A seleção da amostra foi realizada por meio de amostragem por conglomerados, dividida em três estágios, sendo o primeiro a seleção das unidades primárias de amostragem, que consistiam nos setores censitários ou conjunto de setores. No segundo estágio, dentro de cada unidade primária de amostragem, foi selecionado um número fixo de domicílios particulares permanentes por amostragem aleatória simples. Por fim, foi sorteado um morador em cada domicílio (15 anos ou mais) para responder ao questionário, sendo esse sorteio também por amostragem aleatória simples44 Instituto Brasileiro de Geografia e Estatística (IBGE). Pesquisa nacional de saúde: 2019: percepção do estado de saúde, estilos de vida, doenças crônicas e saúde bucal - Brasil e grandes regiões. Rio de Janeiro: IBGE; 2020.,1717 Stopa SR, Szwarcwald CL, Oliveira MM, Gouvea ECDP, Vieira MLFP, Freitas MPS, Sardinha LMV, Macário EM. Pesquisa Nacional de Saúde 2019: histórico, métodos e perspectivas. Epidemiol Serv Saude 2020; 29(5):e2020315.. Para este estudo foram selecionados apenas os indivíduos com 60 anos ou mais.

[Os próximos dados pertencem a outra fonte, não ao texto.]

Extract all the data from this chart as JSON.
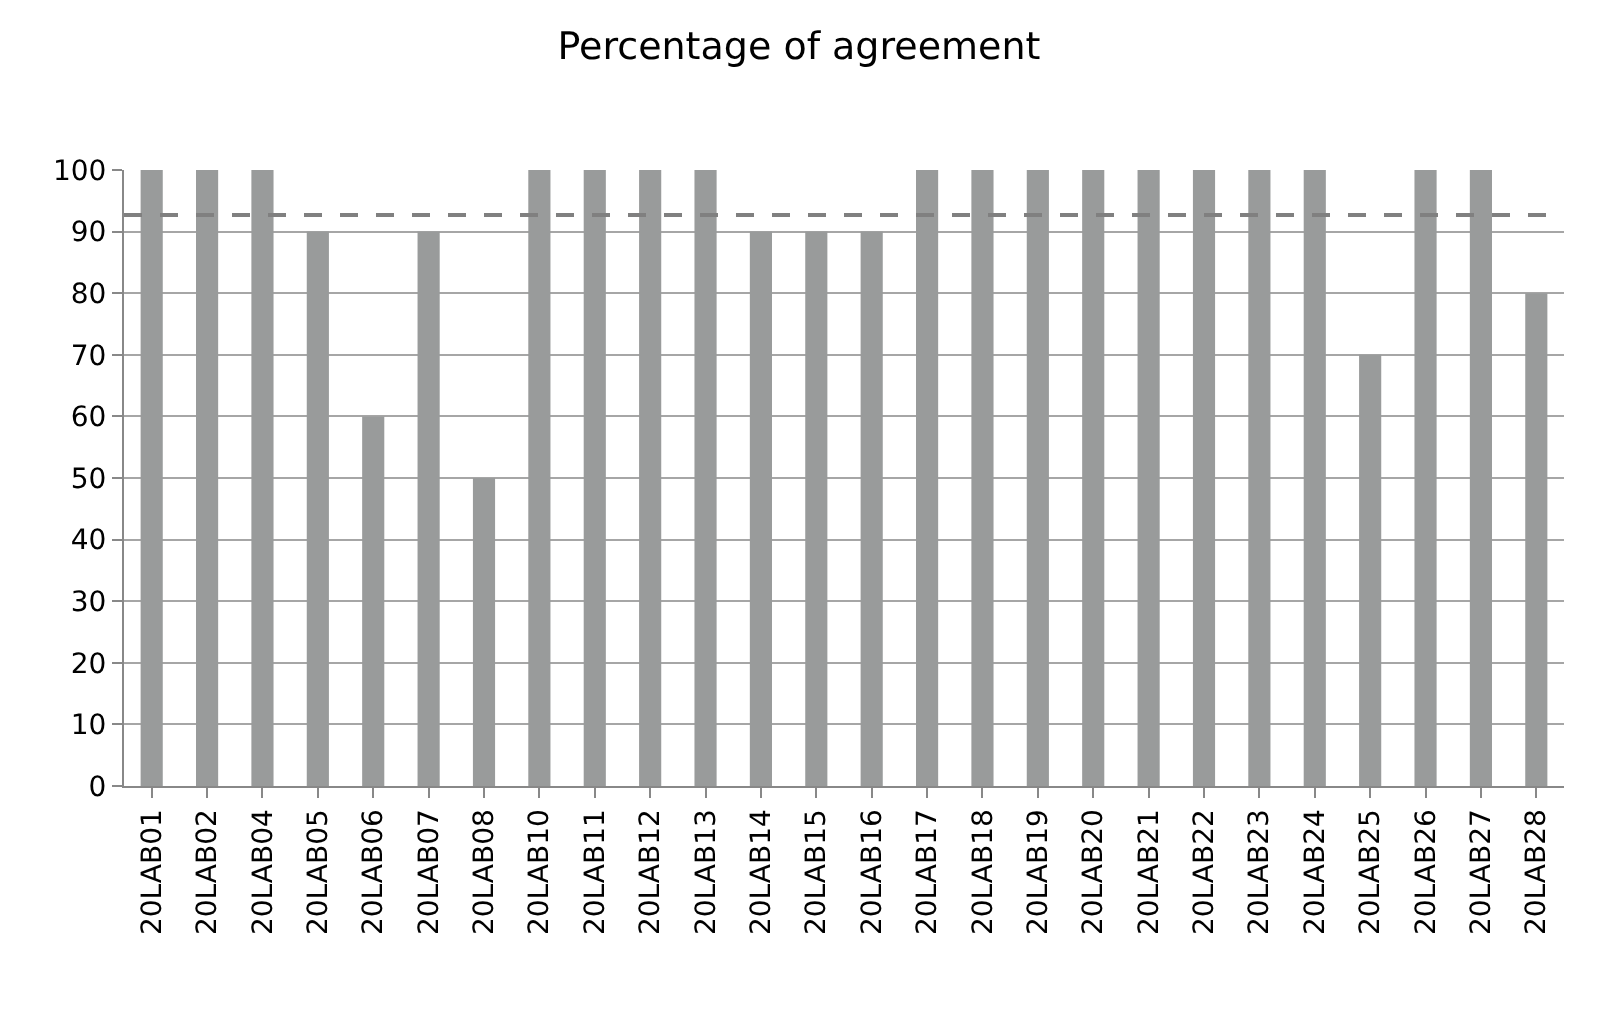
{
  "chart_data": {
    "type": "bar",
    "title": "Percentage of agreement",
    "categories": [
      "20LAB01",
      "20LAB02",
      "20LAB04",
      "20LAB05",
      "20LAB06",
      "20LAB07",
      "20LAB08",
      "20LAB10",
      "20LAB11",
      "20LAB12",
      "20LAB13",
      "20LAB14",
      "20LAB15",
      "20LAB16",
      "20LAB17",
      "20LAB18",
      "20LAB19",
      "20LAB20",
      "20LAB21",
      "20LAB22",
      "20LAB23",
      "20LAB24",
      "20LAB25",
      "20LAB26",
      "20LAB27",
      "20LAB28"
    ],
    "values": [
      100,
      100,
      100,
      90,
      60,
      90,
      50,
      100,
      100,
      100,
      100,
      90,
      90,
      90,
      100,
      100,
      100,
      100,
      100,
      100,
      100,
      100,
      70,
      100,
      100,
      80
    ],
    "color": "#999b9b",
    "ylim": [
      0,
      100
    ],
    "yticks": [
      0,
      10,
      20,
      30,
      40,
      50,
      60,
      70,
      80,
      90,
      100
    ],
    "grid": "y",
    "ref_lines": [
      {
        "axis": "y",
        "value": 92.7,
        "color": "#808080",
        "line_style": "dashed"
      }
    ]
  }
}
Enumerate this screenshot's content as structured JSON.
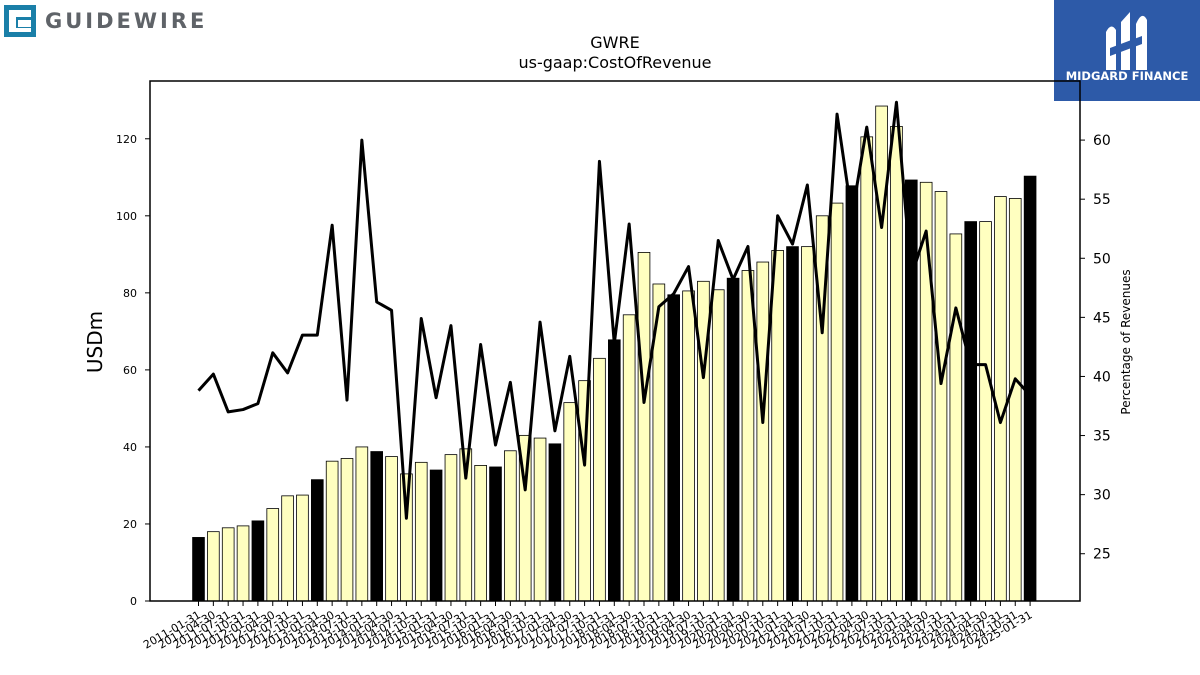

Após assinatura do Termo de Consentimento Livre e Esclarecido (TCLE) pelos moradores selecionados, entrevistadores treinados coletaram informações sociodemográficas e de saúde utilizando dispositivos móveis de coleta - smartphones. A coleta de dados foi aprovada pela Comissão Nacional de Ética em Pesquisa/Conselho Nacional de Saúde com o número de protocolo 3.529.376. A fonte de dados é secundária, por isso este estudo não necessitou de aprovação ética, pois não foi considerado uma pesquisa com seres humanos. Os microdados estão disponíveis on-line e podem ser acessados no seguinte endereço eletrônico: https://www.ibge.gov.br/estatisticas/sociais/saude/9160-pesquisa-nacional-de-saude.html?=&t= microdados.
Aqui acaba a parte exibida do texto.